D5.2 Country Report | January 2023

Authors: Stephen W. Sawyer, Roman Zinigrad – The American University of Paris, Center for Critical Democracy Studies

This report provides empirical evidence to masculinist gender representations with an aim to contribute to the study of the relationship between mediated hegemonic gender representations and violence and extremism in an age of changing gender norms. It analyses the online drivers of far-right radicalisation and of deradicalisation in France.

The report examines the online activity of the two most influential political leaders of the French far-right in the last presidential elections, and of a far-right activist whose online content plays out in the socio-cultural realms of French Internet. Their messages illustrate the intimate connections, shown in previous studies, between far-right ideology and misogynist narratives, and the refinement of their strategies. The study of feminist and anti-masculinist online discourse in this report includes campaigns initiated by social justice organisations fighting for equality, a left-wing political party, as well as by individual activists.

First, the report critically engages with how three public and political agents of radicalisation use social media platforms with the aim of understanding how extreme narratives are expressed online using visual and other communicative tools. This part shows how these agents of radicalisation disseminate their messages on social networking sites and how online audiences respond to them. Second, the report examines three collective stakeholders of deradicalisation who offer counternarratives and strategies online against forms and pathways of radicalisation. It studies how organisations involved in deradicalisation respond to hegemonic gender presentations. Third, analyse “citizen communication” against hegemonic gender representations. This analysis shows how ordinary users’ practices and digital cultures fight against hegemonic gender representations through individual content production and its circulation on social media platforms.
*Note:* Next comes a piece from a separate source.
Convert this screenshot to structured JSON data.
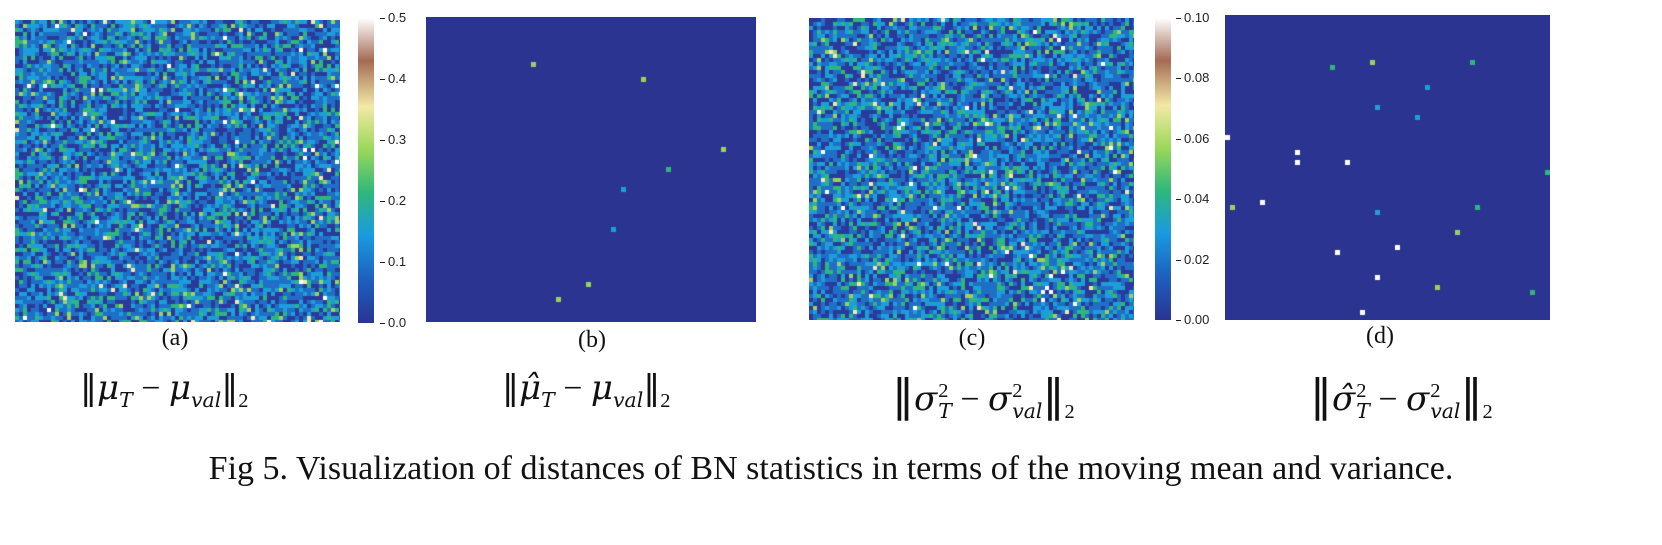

The concluding part uses the I-GAP framework to reflect on the ways in which the circulation and consumption of the chosen media objects bolster or decrease alienation, othering, polarisation, and grievance.

We demonstrate the intimate connections between far-right ideology and misogynist narratives and show how the far-right mobilises feminist vocabulary against immigrants and Muslims. We also point to the challenges deradicalisation campaigns, such as counter-speech, encounter in the fight against the surge of far-right extremism.